Passages like this one from The Humane Economy by Wilhelm Roepke make me think that the Mises.org store should be carrying this book, despite its failings otherwise. It’s from the 1971 LibertyFund edition, pp. 168-70:
Very many people imagine that taxation of the higher income brackets merely implies restriction of luxury spending and that the purchasing power skimmed off from above is channeled into “social” purposes down below. This is an elementary error. It is quite obvious that larger incomes (and larger wealth) have so far mainly been spent for purposes which are in the interests of all. They serve functions which society cannot do without in any circumstances. Capital formation, investment, cultural expenditure, charity, and patronage of the arts may be mentioned among many others.
If a sufficient number of people are wealthy and if they are dispersed, then it is possible for a man like Alexander von Humboldt to pay out of his own pocket for scientific ventures of value to everyone or for Justus von Liebig to finance his own research. Then it is possible, too, that there should be private teachers’ posts and thousands of other rungs on the ladder on which the gifted can climb and the very variety of which makes it much more likely that some help will be forthcoming somewhere, whereas in the modern welfare state their fate depends upon the decision of one single official or upon the chances of one single examination.
If, then, the higher income groups are crushed by progressive taxation, it is obvious that some of their functions will have to be dropped and, since they are indispensable, taken over by the state— even if it is only the maintenance of some historic monument which used to be private property. To this extent, at any rate, the purchasing power taken from above is not at the disposal of the welfare state. It must be reserved for the purpose of paying, with public funds, for private services made impossible by taxation. This nullifies the aim of the welfare state. If the welfare state should claim any merit for educating, say, a genius like Gauss at public expense, the answer is that in the actual case of Gauss the task was discharged excellently and quite unbureaucratically, not only by the Duke of Brunswick, but also by a lot of others who would today be prevented from doing so by the welfare state’s taxation or would, at any rate, be left with little incentive or inclination to spend their money in this way.

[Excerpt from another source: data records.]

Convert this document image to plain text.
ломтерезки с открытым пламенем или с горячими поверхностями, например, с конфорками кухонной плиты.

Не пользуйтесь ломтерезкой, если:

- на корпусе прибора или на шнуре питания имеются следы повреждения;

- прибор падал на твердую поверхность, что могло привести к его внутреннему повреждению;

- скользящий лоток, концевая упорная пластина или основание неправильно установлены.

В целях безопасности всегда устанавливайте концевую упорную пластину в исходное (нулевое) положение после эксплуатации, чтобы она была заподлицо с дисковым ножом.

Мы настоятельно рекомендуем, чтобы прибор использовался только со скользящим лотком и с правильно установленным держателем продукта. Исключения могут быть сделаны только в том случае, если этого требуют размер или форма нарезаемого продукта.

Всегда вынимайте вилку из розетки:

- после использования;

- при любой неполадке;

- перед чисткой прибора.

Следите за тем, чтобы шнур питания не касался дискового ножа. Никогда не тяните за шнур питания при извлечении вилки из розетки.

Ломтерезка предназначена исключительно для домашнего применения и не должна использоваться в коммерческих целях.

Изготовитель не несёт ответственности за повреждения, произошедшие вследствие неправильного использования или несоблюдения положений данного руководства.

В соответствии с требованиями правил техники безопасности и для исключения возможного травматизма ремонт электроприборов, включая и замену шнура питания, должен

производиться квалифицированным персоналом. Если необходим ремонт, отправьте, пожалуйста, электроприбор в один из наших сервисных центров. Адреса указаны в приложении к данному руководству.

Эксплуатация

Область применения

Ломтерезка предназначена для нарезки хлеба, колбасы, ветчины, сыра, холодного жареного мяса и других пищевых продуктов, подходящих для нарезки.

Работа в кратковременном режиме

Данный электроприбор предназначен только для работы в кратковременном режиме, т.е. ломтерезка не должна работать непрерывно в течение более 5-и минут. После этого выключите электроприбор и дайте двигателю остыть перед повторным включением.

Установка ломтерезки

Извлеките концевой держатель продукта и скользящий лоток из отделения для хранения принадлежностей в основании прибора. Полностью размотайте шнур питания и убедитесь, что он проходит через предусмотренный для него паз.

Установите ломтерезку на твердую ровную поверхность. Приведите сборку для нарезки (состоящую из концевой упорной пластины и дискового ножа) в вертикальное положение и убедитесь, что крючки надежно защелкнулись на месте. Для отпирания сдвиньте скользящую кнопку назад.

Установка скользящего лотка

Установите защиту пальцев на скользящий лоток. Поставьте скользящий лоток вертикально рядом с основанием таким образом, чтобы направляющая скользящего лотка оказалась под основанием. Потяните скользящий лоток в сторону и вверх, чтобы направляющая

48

In this case, then, the upper income groups’ loss of purchasing power is not matched by any gain on the part of the lower income groups. The benefit goes not to the masses but to the state, which waxes in power and influence. At the same time, a powerful stimulus is given to modern state absolutism, with its centralization of decisions on very important matters, such as capital formation, investment, education, scientific research, art, and politics. What used to be personal and voluntary service is today at best state service, centralized, impersonal, compulsory, crudely stereotyped, and bought at the price of curtailed freedom.
Inevitably, such socialization of income uses for socially important functions must make a country’s moral climate oppressive. Kindliness, honorary office, generosity, quiet conversation, otium cum dignitate, everything which Burke calls by the now familiar name of the unbought graces of life—all of that suffocates under the stranglehold of the state.
Everything—paradoxically in a welfare state—is commercialized, everything an object of calculation, everything forced through the state’s money income pump. Hardly anything is done on an honorary basis any more because few can afford it; civic sense and public spirit are transformed into vexation at the top and envy at the bottom. In these circumstances everything that is done is done professionally and for money. There is a narrower margin of income available for free gifts, voluntary sacrifice, a cultivated way of life, and a certain breadth of spending, and for this reason the climate is not congenial to munificence, diversity, good taste, community, and public spirit. Civilization is blighted.